REVIEW: After Half A Decade Removed From The Public Eye, Kendrick Lamar Returns With His Most Private LP Release ‘Mr. Morale & The Big Steppers’

On “DUCKWORTH.”, the final track from Kendrick Lamar’s Pulitzer prize-winning album DAMN., the Compton native revealed a story from his family past that sounds too consequential to be true. In this closing remark to the impeccable and historic 2017 LP, the massively accomplished orator details the crossing of paths between his father and the owner of his (now former) label/musical mentor Anthony “Top Dawg” Tiffith. Tiffith decides against a plot he had to rob the restaurant Kendrick’s father worked at, a plot that could have turned gruesome for Lamar’s father. This interaction occurs as Kendrick is just a young child, and the tale is summarized without mincing words: “If Anthony killed Duckie, Top Dawg could be serving life/while I grew up without a father, and die in a gunfight” the rapper spits out immediately followed by a resounding gunshot that spirals into the final moments of the record. 

It was a truly bewildering conclusion to the artist’s fourth studio album and a shocking divulgence for someone already so deep into a career of weaving impeccable stories. Though I never expected I would be left to wonder for 5 years and 1 month, I spent much of the subsequent days wondering: how much deeper could Kendrick Lamar go? How much more personal could the MC’s work possibly get?

Kendrick’s answer to this question comes to us in the form of a double album, Mr. Morale & The Big Steppers.

If it isn’t clear in the literal words of the opening track (“United In Grief”) on this final album under Top Dawg Entertainment, Kendrick has been going through something. And though Kendrick Lamar claims “1,855 days, [he’s] been going through something”, it becomes quickly apparent that he has been going through things for much of his life. 

Kendrick Lamar (Photo by Renell Medrano)

One thing it appears Kendrick Lamar has been grappling with in the time it took him to assemble this 73-minute barrage of personal inventory is his own status as a public figure. In many ways, fans of Kendrick Lamar have looked to him as a moral compass among a popular culture with few “pure” heroes left. As it only becomes easier to dig up the demons of our celebrity favorites, Kendrick has continued to uphold a distinctly admirable reputation and this is all before his artistic statements on larger societal failings often rooted in racism, classism, and spirituality that have positioned him as a generational thought leader. But with Mr. Morale, Kendrick seems to question if not outright reject this notion most notably on tracks like “Savior” over gorgeously sung backing vocals from Sam Dew and a constantly shifting instrumental.

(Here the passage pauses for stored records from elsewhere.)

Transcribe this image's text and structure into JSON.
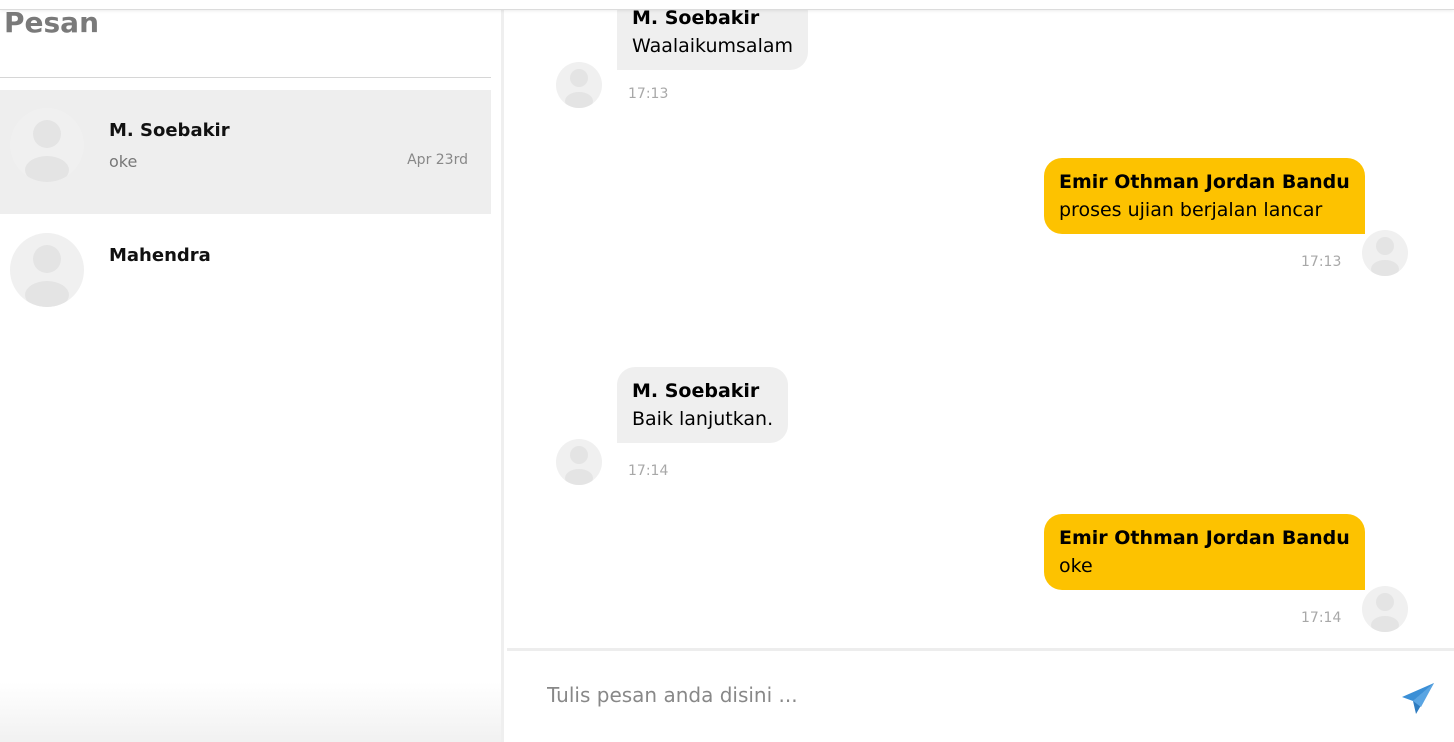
{
  "sidebar": {
    "title": "Pesan",
    "conversations": [
      {
        "name": "M. Soebakir",
        "last_message": "oke",
        "date": "Apr 23rd",
        "active": true
      },
      {
        "name": "Mahendra",
        "last_message": "",
        "date": "",
        "active": false
      }
    ]
  },
  "chat": {
    "messages": [
      {
        "direction": "in",
        "sender": "M. Soebakir",
        "text": "Waalaikumsalam",
        "time": "17:13"
      },
      {
        "direction": "out",
        "sender": "Emir Othman Jordan Bandu",
        "text": "proses ujian berjalan lancar",
        "time": "17:13"
      },
      {
        "direction": "in",
        "sender": "M. Soebakir",
        "text": "Baik lanjutkan.",
        "time": "17:14"
      },
      {
        "direction": "out",
        "sender": "Emir Othman Jordan Bandu",
        "text": "oke",
        "time": "17:14"
      }
    ]
  },
  "composer": {
    "placeholder": "Tulis pesan anda disini ..."
  },
  "icons": {
    "send": "send-paper-plane-icon",
    "avatar": "user-placeholder-icon"
  },
  "colors": {
    "outgoing_bubble": "#fdc200",
    "incoming_bubble": "#efefef",
    "active_conversation": "#eeeeee",
    "send_icon": "#3b8fd6"
  }
}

On track two of disc two, Kendrick channels the words of playwright William Shakespeare over a piano ballad: “heavy is the head that chose to wear the crown”. It is a bleak and morose descent from the uptempo bounce of the latter disc’s opening track “Count Me Out”, a sharp correction of energy and vibe that occurs in multiple instances on this album. With these 18 songs presented through the lens of therapy both as an idea and as a personal practice for Kendrick, it makes sense that the narrative and the approach to his problems are non-linear. 

One unsuspected common trope of Mr. Morale is the focus of sex. While it’s far from unheard of for Lamar to explore sexuality in fine detail (see: “These Walls”, the miraculously soulful fifth track from 2015’s To Pimp A Butterfly), he approaches this universal topic from an extremely nuanced angle that he and few artists in general ever touch. From the deeply confessional reflections on Kendrick’s uncle transitioning on “Auntie Diaries”, a song that has generated widespread controversy over its inclusion of homophobic slurs that Lamar condemns in the final verse; to the eerily haunting and conflicted recollections of Kendrick’s infidelity to his wife via his first sexual encounters with white women on “Worldwide Steppers”; to the absolutely gut-wrenching revelations of sexual abuse and molestation in Kendrick’s own family on “Mother I Sober”, sexual traumas and offenses play a vital role in Kendrick spilling his soul for the world to see.

In the magnificent “Father Time”, my favorite cut from the 18-track work, I believe Kendrick Lamar utters the most imperative line when it comes to understanding Mr. Morale & The Big Steppers: “my life is a plot, twisted from directions that I can’t see”. For much of Kendrick’s discography up to this point, it seemed the well-traveled chronicler was obsessed with understanding why the world around him was the way it was. However, on Mr. Morale, he is grappling with the epiphany that we as flawed beings may have far less agency than we would hope or at least expect. With possibly his clearest opportunity yet to look externally (see: a once in a century global pandemic), Lamar has chosen to give us his most internally focused effort. It is uncomfortable yet therapeutic, offensive yet sincere, aggressive yet indescribably beautiful. As with most of Kendrick Lamar’s artistic statements, I find there is much intention in these contradictory feelings. 

Kendrick Lamar is complicated, and so are we. And so is my ever-growing love for, in my opinion, yet another masterpiece added to this remarkable solo discography.